文莉君也觉得不是和于哲讨论前妻的时候,她现在有什么身份立场去追问于哲呢?

“找了几本,都是西方的古代油画, 没看见服饰集。油画上的细节不是很清晰,能找到服饰照片或者手稿图册更好。”

听她说着工作,没有提起林暮雨的事儿, 于哲松了一口气:“那我们去柜台问一下,展架上并不会摆放着所有书籍。如果确实没有类似的, 我们还可以找书店代买。”

“还能这样?”文莉君放下了手中的画册。

“是的, 只是花的时间比较长而已。总能找到你最想要的。”于哲笑着回答。

两个人去柜台找店员询问了,确实没有欧洲古代服饰的书籍, 但是店员答应只要给订金, 就帮忙在国外找。找到了会电话告知他们,让他们来选,然后随着书店采购的书一块儿到书店,可以省一笔邮寄费用。

这书本来就是给单位找的, 文莉君给了二十块钱订金, 开了发票回去报账。于哲放下心来,带着她出了书店的门, 前往汽车站。

总府路是蓉城繁华的商业街, 汽车站的人流比很多地方的人都多, 文莉君差点挤不上车, 还是于哲在她身后使劲推了一把,两个人才挤上去。

满载的公交车像老牛一样喘着粗气向前走, 车站树荫后,跟着去而复返的林暮雨。

果然,最了解自己的, 还得是身边人。当于哲说自己是陪文莉君找单位所需资料时,她心里立刻打了个问号 —— 这话,她一个字都不信。

于哲是什么人呢?年轻时的他就是个实打实的书呆子,满心满眼只有学问,当初她稍微主动些,没费多少劲就把人追到手。

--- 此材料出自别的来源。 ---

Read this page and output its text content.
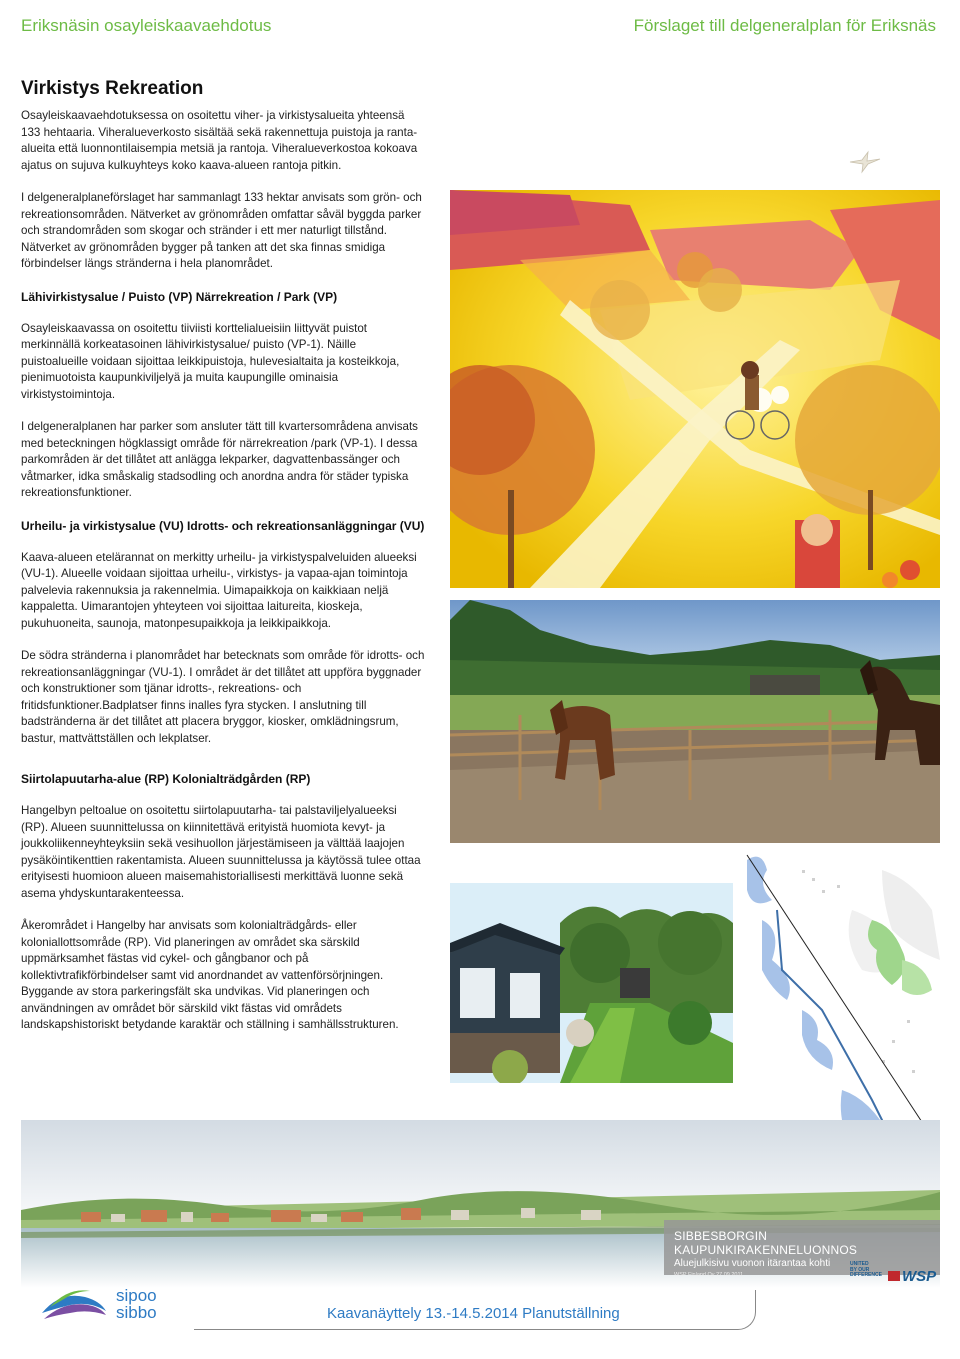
Eriksnäsin osayleiskaavaehdotus	Förslaget till delgeneralplan för Eriksnäs
Virkistys Rekreation
Osayleiskaavaehdotuksessa on osoitettu viher- ja virkistysalueita yhteensä 133 hehtaaria. Viheralueverkosto sisältää sekä rakennettuja puistoja ja ranta-alueita että luonnontilaisempia metsiä ja rantoja. Viheralueverkostoa kokoava ajatus on sujuva kulkuyhteys koko kaava-alueen rantoja pitkin.
I delgeneralplaneförslaget har sammanlagt 133 hektar anvisats som grön- och rekreationsområden. Nätverket av grönområden omfattar såväl byggda parker och strandområden som skogar och stränder i ett mer naturligt tillstånd. Nätverket av grönområden bygger på tanken att det ska finnas smidiga förbindelser längs stränderna i hela planområdet.
Lähivirkistysalue / Puisto (VP) Närrekreation / Park (VP)
Osayleiskaavassa on osoitettu tiiviisti korttelialueisiin liittyvät puistot merkinnällä korkeatasoinen lähivirkistysalue/ puisto (VP-1). Näille puistoalueille voidaan sijoittaa leikkipuistoja, hulevesialtaita ja kosteikkoja, pienimuotoista kaupunkiviljelyä ja muita kaupungille ominaisia virkistystoimintoja.
I delgeneralplanen har parker som ansluter tätt till kvartersområdena anvisats med beteckningen högklassigt område för närrekreation /park (VP-1). I dessa parkområden är det tillåtet att anlägga lekparker, dagvattenbassänger och våtmarker, idka småskalig stadsodling och anordna andra för städer typiska rekreationsfunktioner.
Urheilu- ja virkistysalue (VU) Idrotts- och rekreationsanläggningar (VU)
Kaava-alueen etelärannat on merkitty urheilu- ja virkistyspalveluiden alueeksi (VU-1). Alueelle voidaan sijoittaa urheilu-, virkistys- ja vapaa-ajan toimintoja palvelevia rakennuksia ja rakennelmia. Uimapaikkoja on kaikkiaan neljä kappaletta. Uimarantojen yhteyteen voi sijoittaa laitureita, kioskeja, pukuhuoneita, saunoja, matonpesupaikkoja ja leikkipaikkoja.
De södra stränderna i planområdet har betecknats som område för idrotts- och rekreationsanläggningar (VU-1). I området är det tillåtet att uppföra byggnader och konstruktioner som tjänar idrotts-, rekreations- och fritidsfunktioner.Badplatser finns inalles fyra stycken. I anslutning till badstränderna är det tillåtet att placera bryggor, kiosker, omklädningsrum, bastur, mattvättställen och lekplatser.
Siirtolapuutarha-alue (RP) Kolonialträdgården (RP)
Hangelbyn peltoalue on osoitettu siirtolapuutarha- tai palstaviljelyalueeksi (RP). Alueen suunnittelussa on kiinnitettävä erityistä huomiota kevyt- ja joukkoliikenneyhteyksiin sekä vesihuollon järjestämiseen ja välttää laajojen pysäköintikenttien rakentamista. Alueen suunnittelussa ja käytössä tulee ottaa erityisesti huomioon alueen maisemahistoriallisesti merkittävä luonne sekä asema yhdyskuntarakenteessa.
Åkerområdet i Hangelby har anvisats som kolonialträdgårds- eller koloniallottsområde (RP). Vid planeringen av området ska särskild uppmärksamhet fästas vid cykel- och gångbanor och på kollektivtrafikförbindelser samt vid anordnandet av vattenförsörjningen. Byggande av stora parkeringsfält ska undvikas. Vid planeringen och användningen av området bör särskild vikt fästas vid områdets landskapshistoriskt betydande karaktär och ställning i samhällsstrukturen.
SIBBESBORGIN KAUPUNKIRAKENNELUONNOS
Aluejulkisivu vuonon itärantaa kohti
WSP Finland Oy 27.09.2011
UNITED
BY OUR
DIFFERENCE	WSP
sipoo
sibbo	Kaavanäyttely 13.-14.5.2014 Planutställning
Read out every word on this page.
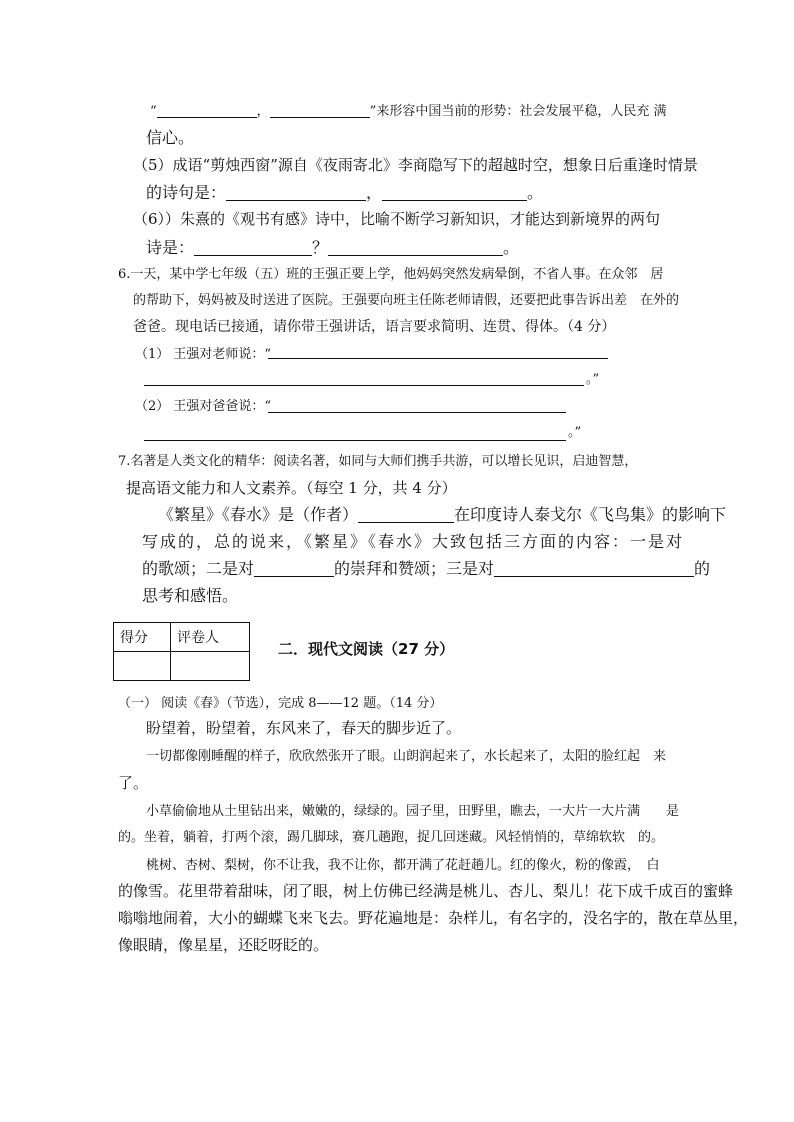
“	，	”来形容中国当前的形势：社会发展平稳，人民充 满
信心。
（5）成语“剪烛西窗”源自《夜雨寄北》李商隐写下的超越时空，想象日后重逢时情景
的诗句是：	，	。
（6））朱熹的《观书有感》诗中，比喻不断学习新知识，才能达到新境界的两句
诗是：	？	。
6.一天，某中学七年级（五）班的王强正要上学，他妈妈突然发病晕倒，不省人事。在众邻　居
的帮助下，妈妈被及时送进了医院。王强要向班主任陈老师请假，还要把此事告诉出差　在外的
爸爸。现电话已接通，请你带王强讲话，语言要求简明、连贯、得体。（4 分）
（1） 王强对老师说：“
。”
（2） 王强对爸爸说：“
。”
7.名著是人类文化的精华：阅读名著，如同与大师们携手共游，可以增长见识，启迪智慧，
提高语文能力和人文素养。（每空 1 分，共 4 分）
《繁星》《春水》是（作者）	在印度诗人泰戈尔《飞鸟集》的影响下
写成的，总的说来，《繁星》《春水》大致包括三方面的内容：一是对
的歌颂；二是对	的崇拜和赞颂；三是对	的
思考和感悟。
得分	评卷人

二．现代文阅读（27 分）
（一） 阅读《春》（节选），完成 8——12 题。（14 分）
盼望着，盼望着，东风来了，春天的脚步近了。
一切都像刚睡醒的样子，欣欣然张开了眼。山朗润起来了，水长起来了，太阳的脸红起　来
了。
小草偷偷地从土里钻出来，嫩嫩的，绿绿的。园子里，田野里，瞧去，一大片一大片满　　是
的。坐着，躺着，打两个滚，踢几脚球，赛几趟跑，捉几回迷藏。风轻悄悄的，草绵软软　的。
桃树、杏树、梨树，你不让我，我不让你，都开满了花赶趟儿。红的像火，粉的像霞，　白
的像雪。花里带着甜味，闭了眼，树上仿佛已经满是桃儿、杏儿、梨儿！花下成千成百的蜜蜂
嗡嗡地闹着，大小的蝴蝶飞来飞去。野花遍地是：杂样儿，有名字的，没名字的，散在草丛里，
像眼睛，像星星，还眨呀眨的。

十年婚姻里,于哲更是把 “避嫌” 刻进了骨子里:从不会和任何女性有深入接触,哪怕是同学院的女教授,一块儿上课都刻意保持距离;后来她想下海经商拉他一起,他也死活不肯,说到底,就是不擅长跟人打交道,更说不出半句违心的场面话。

以前林暮雨觉得他清高正直,甚至带点 “高冷” 的可爱。可现在看着他对文莉君的模样,林暮雨才后知后觉地反应过来 —— 哪里是清高,分明是没遇上真正让他上心的人。

可他上心的,居然是个女工人。就算那女人评上了什么 “技术能手”,在林暮雨眼里也没什么了不起 —— 说到底,还不是和于哲一样的穷酸相!

林暮雨下意识捏紧了皮包背带,指节都泛了白。

那她算什么?当年她主动靠近、悉心经营,从没从于哲身上得到过半分这样的主动”如今他倒是愿意放下身段,陪一个女工人跑前跑后。一股混杂着嫉妒与不甘的怨愤,顺着心口往上涌,堵得她呼吸都发紧。

……

拥挤的13路车上,人与人之间的距离等于零。乘客们无奈贴在一块儿,前后车门的人甚至贴在了车玻璃上。

车厢中的文莉君不得不紧紧挨着于哲,低头靠在他的胸前,就像是依偎在他怀里一样。她羞涩地低着头,耳垂红得像要滴血。

于哲发现了文莉君的不适,他略微退了一点儿去挤别人,努力挺直腰背。伸出手紧紧拉住了汽车上的长杆,用另一只胳膊尽量隔开周围的人。给文莉君隔离出一个可以喘息的空间。

“谢谢!”文莉君知道于哲已经尽力了。

“没事儿,你看看能不能拉住横杆,不行就拉住我的背包带子。”

文莉君抬头看了下头顶的吊杆,她个子小,就算是伸出手,也只有指头能挂在上面。以往坐公交,她总是找到一根竖杆扶着。现在,她只能抓住于哲的书包。